Need some help with your nutrition plan eDiets.com offers 20 fabulous weight loss plans, including the Bill Phillips Eating for Life plan, the Atkins Nutritional Approach and Bob Greenes Total Body Makeover. and fill out a free profile. By Tom Storms
Certified Personal Trainer/Fitness Consultant
1. In the beginning, your fitness plan should not be overly aggressive. One of the biggest problems most people encounter when starting a fitness program is rapidly depleted motivation after only a few weeks due to an overly ambitious fitness plan.
Two days per week of 20-minute low-intensity cardiovascular exercise (walking, jogging, biking, swimming); and two days per week of 30-minute light resistance training (using weights or resistance machines) is adequate in the beginning. As you become acclimated to the lifestyle shift you can add more days and get improved results. But beware: If you try to do too much too fast, you may end up quitting altogether. Bob Greenes Total Body Makeover
If youve tried and failed doing it alone, then I suggest you get a training partner or personal trainer who will help you sustain your motivation.
2. If your goal is fat-loss, then your cardiovascular exercise should be low intensity. Your heart rate during cardio exercise should not exceed 50 percent to 70 percent of your maximum heart rate. The simple formula for calculating your 100-percent maximum heart rate is 220 minus your age.

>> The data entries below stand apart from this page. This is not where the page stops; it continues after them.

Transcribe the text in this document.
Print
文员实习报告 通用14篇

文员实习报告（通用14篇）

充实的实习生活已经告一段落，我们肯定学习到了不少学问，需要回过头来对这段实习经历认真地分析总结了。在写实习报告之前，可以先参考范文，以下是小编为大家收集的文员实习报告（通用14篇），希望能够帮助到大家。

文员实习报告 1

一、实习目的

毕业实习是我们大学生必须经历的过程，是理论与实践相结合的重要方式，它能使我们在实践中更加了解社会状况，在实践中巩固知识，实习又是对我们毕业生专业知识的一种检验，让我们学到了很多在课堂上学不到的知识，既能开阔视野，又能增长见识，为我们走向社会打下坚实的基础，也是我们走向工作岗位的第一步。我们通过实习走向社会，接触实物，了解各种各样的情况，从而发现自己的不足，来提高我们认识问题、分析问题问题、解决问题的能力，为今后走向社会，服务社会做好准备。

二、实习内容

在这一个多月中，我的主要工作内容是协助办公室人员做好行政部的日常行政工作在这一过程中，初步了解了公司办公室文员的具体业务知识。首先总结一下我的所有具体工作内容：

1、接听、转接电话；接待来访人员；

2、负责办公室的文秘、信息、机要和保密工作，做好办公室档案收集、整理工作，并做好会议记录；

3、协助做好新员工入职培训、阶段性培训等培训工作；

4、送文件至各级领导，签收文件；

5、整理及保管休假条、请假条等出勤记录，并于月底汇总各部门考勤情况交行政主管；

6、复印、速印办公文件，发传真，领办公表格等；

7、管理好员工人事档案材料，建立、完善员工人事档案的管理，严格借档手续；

If the intensity of your exercise increases your heart rate beyond 70 percent (which can occur very easily if you are in poor shape), you start shifting from using body fat as your energy source to relying on glucose metabolism. Your personal trainer can supply you with a simple heart-rate monitor you can wear during exercise so you always stay in your peak fat-burning range. Bob Greenes Total Body Makeover
3. Dont waste your time working small muscles with isolated movements. If you dont enjoy doing resistance training or are pressed for time, concentrate on working the largest muscle groups with compound resistance movements. Bob Greenes Total Body Makeover
When I see overweight people doing wrist curls or lateral raises, I wonder why. Its generally just a lack of understanding of how their bodies work. Most people want to lose fat and tone and firm their bodies. The way to do that is to use resistance (weights or machines) to train the large muscle groups. Bob Greenes Total Body Makeover
Men should be concentrating on legs, chest and back. Women should concentrate more on their legs and back. The best exercises for legs are lunges or squats (your personal trainer will show you the proper form and then monitor you during the exercise) and leg press. The best chest exercise is bench press, and the best back exercise is the seated row. All of these are compound movements, which means they incorporate multiple muscle groups.